Tags will not get balanced if 'ignore' tags and regular tags are incorrectly nested. Example:
1
<p><strong></p></strong>
Bealer
July 24, 2008, July 24, 2008 23:38, permalink
My point exactly. It's too hard to try and Regex match such things. There will be endless amounts of possible bugs.
Tidy will clean up that sort of thing for you.
Jeff Atwood
July 30, 2008, July 30, 2008 20:43, permalink
> Tags will not get balanced if 'ignore' tags and regular tags are incorrectly nested.
This is by design; I don't view incorrect nesting as a problem that would prevent page rendering, like an unclosed <div> or <td> would. Am I wrong?
Jeff Atwood
July 30, 2008, July 30, 2008 20:45, permalink
> I would worry that you're using the wrong tool for the job, and focusing too much on micro performance increases.

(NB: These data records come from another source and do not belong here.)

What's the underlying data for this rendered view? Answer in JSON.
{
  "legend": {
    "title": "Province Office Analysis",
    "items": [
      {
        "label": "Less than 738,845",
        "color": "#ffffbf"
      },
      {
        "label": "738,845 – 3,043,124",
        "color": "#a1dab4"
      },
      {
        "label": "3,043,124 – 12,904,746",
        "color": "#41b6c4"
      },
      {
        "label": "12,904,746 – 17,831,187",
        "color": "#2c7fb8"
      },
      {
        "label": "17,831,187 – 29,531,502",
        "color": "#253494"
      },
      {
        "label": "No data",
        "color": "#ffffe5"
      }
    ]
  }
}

Well, to play Devil's Advocate: I would worry that you're writing far too much code, and overengineering a solution with too many complex, unnecessary external dependencies. :)
Bealer
July 30, 2008, July 30, 2008 20:58, permalink
Hmmm, point is I'm not writing too much code, the opposite in fact as Tidy does it for me. Your 60 lines of code I can do in about 5-10.
Tidy may be a dependency but it's only one dependency, and is a very mature, well written project. Much like using any other library like NHibernate, Castle Windsor, or NUnit.

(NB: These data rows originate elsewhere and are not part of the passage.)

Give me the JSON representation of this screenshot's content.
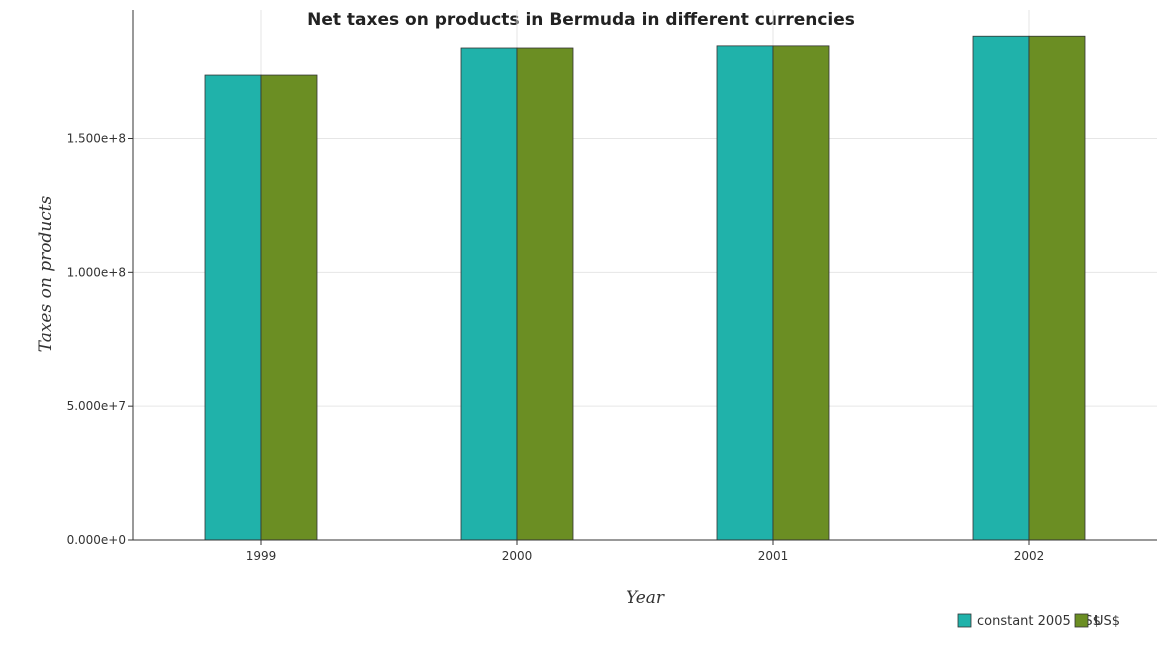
{
  "chart_data": {
    "type": "bar",
    "title": "Net taxes on products in Bermuda in different currencies",
    "xlabel": "Year",
    "ylabel": "Taxes on products",
    "categories": [
      "1999",
      "2000",
      "2001",
      "2002"
    ],
    "series": [
      {
        "name": "constant 2005 US$",
        "color": "#20b2aa",
        "values": [
          173700000,
          183800000,
          184600000,
          188200000
        ]
      },
      {
        "name": "US$",
        "color": "#6b8e23",
        "values": [
          173700000,
          183800000,
          184600000,
          188200000
        ]
      }
    ],
    "ylim": [
      0,
      198000000
    ],
    "yticks": [
      0,
      50000000,
      100000000,
      150000000
    ],
    "ytick_labels": [
      "0.000e+0",
      "5.000e+7",
      "1.000e+8",
      "1.500e+8"
    ],
    "grid": true,
    "legend_position": "bottom-right"
  }
}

Regex's are obviously great for matching, but when HTML can be written so badly and in so many ways, matching becomes very difficult and potentially less accurate.
JasonBunting
August 20, 2008, August 20, 2008 17:38, permalink
Jeff, apparently you suffer from a bit of NIH? The first thing I thought of when I saw this code was "Why isn't he using HTML Tidy? One of the biggest benefits of open source software is that it has been used and tested by large numbers of people so that bugs and problems get worked out.
Why are you reinventing the wheel?
For the subset of HTML tags we care about, this function ensures that all tags in the input HTML are balanced (but not correctly nested, necessarily) -- it does this by *removing* any extra opening or closing tags it finds in the HTML string. Note: this routine is NOT designed to be a XSS sanitizer! It assumes it is running on safe, pre-sanitized HTML.